Recommended Approach

For your current situation (local business with Let's Encrypt SSL):

  1. Keep current setup with the override fix I just applied
  2. Create override.crt files on all your POS terminals: 
    # Run this on each Windows terminal
$overridePath = "$env:USERPROFILE\.qz"
New-Item -ItemType Directory -Force -Path $overridePath
Copy-Item "server\public-key.pem" "$overridePath\override.crt"
  3. Restart QZ Tray on each terminal
  4. ✅ Done!
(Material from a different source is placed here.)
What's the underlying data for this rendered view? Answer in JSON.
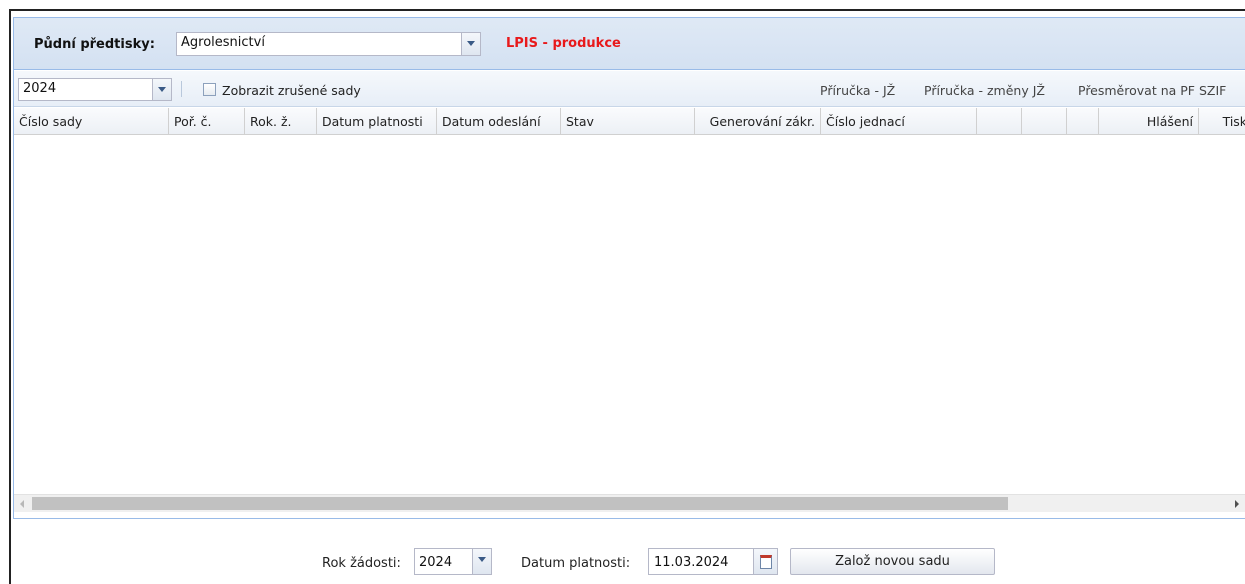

No more warnings

For future (if scaling to multiple locations):

  • Consider QZ Tray's free community certificate
  • Or purchase a code signing certificate if budget allows

Testing Your Setup

After applying the fix:

  1. Open your POS app in the browser

  2. Try to print a receipt

  3. Check QZ Tray icon in system tray:

    • Green = Connected and trusted ✅
    • Yellow/Orange = Connected but warning ⚠️
    • Red = Not connected ❌

  4. Console logs (F12 → Console):

    QZ Tray certificate and signature configured
QZ Tray connected
Signature received from backend

Troubleshooting

"Certificate not trusted" persists

  • Create override.crt file (see above)
  • Restart QZ Tray application
  • Clear browser cache

"Failed to sign request"

  • Check server/private-key.pem exists
  • Verify /api/sign endpoint is working: 
    POST https://your-domain.com/api/sign
Body: { "toSign": "test" }
Should return: { "signature": "..." }

"QZ Tray not responding"

  • Ensure QZ Tray is running (check system tray)
  • Check firewall allows localhost:8182 and 8181
  • Try: https://localhost:8182/

Files Reference

File Purpose Location
private-key.pem Signs requests (server) server/private-key.pem
public-key.pem Verifies signatures (QZ) server/public-key.pem
digital-certificate.txt Public key copy (frontend) src/assets/digital-certificate.txt
override.crt User trust override ~/.qz/override.crt

Current Status

QZ Tray service updated with SHA512 signature algorithm ✅ Self-signed certificate configured and working ⚠️ May show warning on first use (expected with self-signed) 💡 Use override.crt to remove warning permanently

Your Let's Encrypt certificate is not the issue - it's working perfectly for HTTPS. The QZ Tray certificate is separate and only affects printer communication.